In the case of inks made using the isopropanol/2-butanol solvent, isopropanol evaporates faster than 2-butanol. So the isopropanol along the contact line (edge) of the droplet evaporates first, leaving mostly 2-butanol behind. This evaporation causes a difference in surface tension between the 2-butanol-rich edge and isopropanol-rich center of the droplet, “leading to a Marangoni flow from thicker areas to thinner areas” and uniform spreading of the 2D materials, the researchers write.

Inverted optical micrographs of dried isopropanol-based droplets (top) and isopropanol/2-butanol-based droplets (bottom). The accompanying illustrations show the differences between their drying mechanisms: coffee-ring effect (top) and Marangoni flow (bottom). Credit: Hu et al., Science Advances (CC BY 4.0)

The researchers printed arrays of nonlinear optical saturable absorbers, room temperature gas sensors, and photodetectors to demonstrate the potential of inks created using the isopropanol/2-butanol solvent.
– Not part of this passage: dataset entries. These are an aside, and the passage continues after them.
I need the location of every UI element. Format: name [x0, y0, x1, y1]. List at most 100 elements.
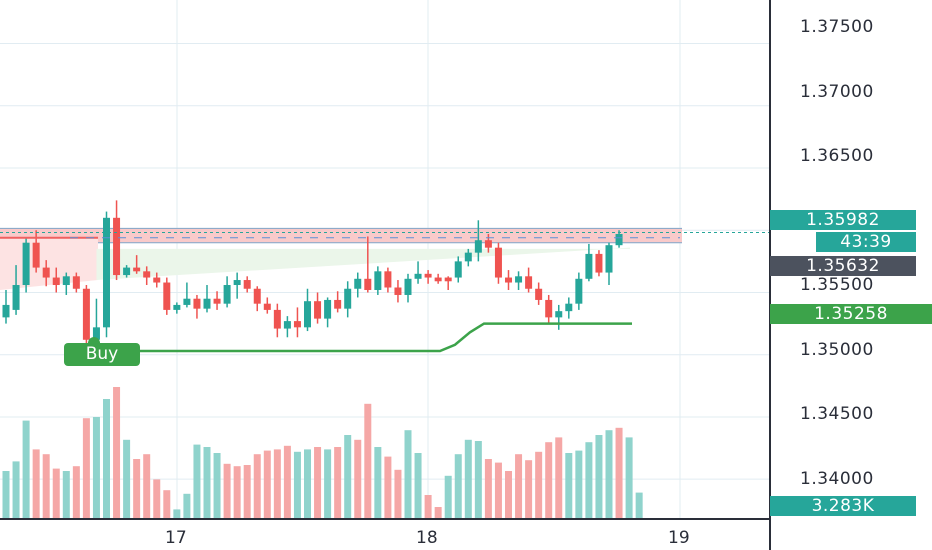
y-tick-label: 1.34000: [800, 469, 874, 489]
candle-body: [394, 287, 402, 295]
volume-bar: [515, 454, 523, 519]
volume-bar: [293, 451, 301, 519]
candle-body: [525, 276, 533, 289]
volume-bar: [595, 435, 603, 519]
candle-body: [424, 273, 432, 278]
volume-bar: [263, 450, 271, 519]
candle-body: [454, 261, 462, 278]
volume-bar: [625, 437, 633, 519]
volume-bar: [615, 427, 623, 519]
volume-bar: [565, 453, 573, 519]
level-1-tag: 1.35632: [770, 256, 916, 276]
y-tick-label: 1.37000: [800, 82, 874, 102]
volume-bar: [505, 471, 512, 519]
candle-body: [615, 233, 623, 246]
volume-bar: [233, 466, 241, 519]
candle-body: [374, 271, 382, 290]
bullish-zone: [96, 247, 630, 281]
candle-body: [595, 253, 603, 273]
candle-body: [494, 247, 502, 278]
volume-bar: [143, 454, 151, 519]
volume-bar: [464, 439, 472, 519]
candle-body: [384, 271, 392, 288]
last-price-tag: 1.35982: [770, 210, 916, 230]
candle-body: [123, 267, 131, 276]
volume-bar: [525, 460, 533, 519]
volume-bar: [223, 463, 231, 519]
y-tick-label: 1.37500: [800, 17, 874, 37]
bearish-zone: [0, 237, 98, 290]
volume-bar: [213, 453, 221, 519]
candle-body: [62, 276, 70, 286]
candle-body: [535, 288, 543, 300]
volume-bar: [283, 445, 291, 519]
candle-body: [32, 242, 40, 268]
volume-bar: [314, 447, 322, 519]
candle-body: [364, 278, 372, 290]
volume-bar: [324, 449, 332, 519]
volume-bar: [394, 469, 402, 519]
candle-body: [404, 278, 412, 295]
volume-bar: [42, 454, 50, 519]
candle-body: [354, 278, 362, 289]
volume-bar: [404, 430, 412, 519]
volume-bar: [474, 441, 482, 519]
volume-bar: [113, 387, 121, 519]
candle-body: [314, 301, 322, 319]
candle-body: [233, 280, 241, 286]
candle-body: [263, 303, 271, 310]
volume-bars: [2, 387, 643, 519]
candle-body: [92, 327, 100, 340]
candle-body: [605, 245, 613, 273]
candle-body: [163, 282, 171, 310]
candle-body: [72, 276, 80, 289]
buy-signal-badge: Buy: [64, 337, 140, 366]
volume-bar: [374, 447, 382, 519]
volume-bar: [22, 420, 30, 519]
volume-bar: [585, 442, 593, 519]
volume-bar: [414, 453, 422, 519]
volume-bar: [62, 471, 70, 519]
volume-bar: [484, 459, 492, 519]
y-tick-label: 1.35500: [800, 275, 874, 295]
level-2-tag: 1.35258: [770, 304, 932, 324]
candle-body: [193, 298, 201, 309]
volume-bar: [304, 449, 311, 519]
candle-body: [334, 299, 342, 309]
candle-body: [173, 304, 181, 310]
volume-bar: [12, 461, 20, 519]
volume-bar: [334, 447, 342, 519]
candle-body: [12, 285, 20, 310]
volume-bar: [2, 471, 10, 519]
volume-bar: [635, 492, 643, 519]
volume-bar: [163, 490, 171, 519]
candle-body: [505, 277, 512, 283]
volume-bar: [364, 403, 372, 519]
candle-body: [515, 276, 523, 283]
candle-body: [474, 240, 482, 253]
candle-body: [545, 299, 553, 318]
volume-bar: [344, 435, 352, 519]
candle-body: [273, 309, 281, 329]
support-line: [90, 322, 632, 353]
y-tick-label: 1.36500: [800, 146, 874, 166]
candle-body: [414, 273, 422, 279]
volume-bar: [253, 454, 261, 519]
candle-body: [344, 288, 352, 309]
volume-bar: [494, 462, 502, 519]
buy-signal-label: Buy: [85, 344, 119, 364]
volume-bar: [434, 507, 442, 519]
candle-body: [103, 217, 110, 328]
volume-tag: 3.283K: [770, 496, 916, 516]
candle-body: [133, 267, 141, 272]
volume-bar: [123, 439, 131, 519]
candle-body: [153, 277, 161, 283]
candle-body: [113, 217, 121, 276]
candle-body: [464, 252, 472, 262]
candle-body: [293, 321, 301, 328]
volume-bar: [72, 466, 80, 519]
candle-body: [52, 277, 60, 286]
volume-bar: [133, 459, 141, 519]
volume-bar: [193, 444, 201, 519]
volume-bar: [444, 475, 452, 519]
For all devices, the performances were “well within acceptable statistical variations for printed device manufacturing from 2D crystal inks, addressing one of the most challenging obstacles toward their additive manufacturability.”

In the paper’s conclusion, the researchers emphasize the importance of their findings.

“Our ink formulation with active [coffee-ring effect] suppression thus lays the foundation for high-speed additive manufacturing of all-printed sensors and systems with a high level of large-scale integration,” they write.

The 2017 open-access paper, published in Nature Communications, is “Black phosphorus ink formulation for inkjet printing of optoelectronics and photonics” (DOI: 10.1038/s41467-017-00358-1).

The 2020 open-access paper, published in Science Advances, is “A general ink formulation of 2D crystals for wafer-scale inkjet printing” (DOI: 10.1126/sciadv.aba5029).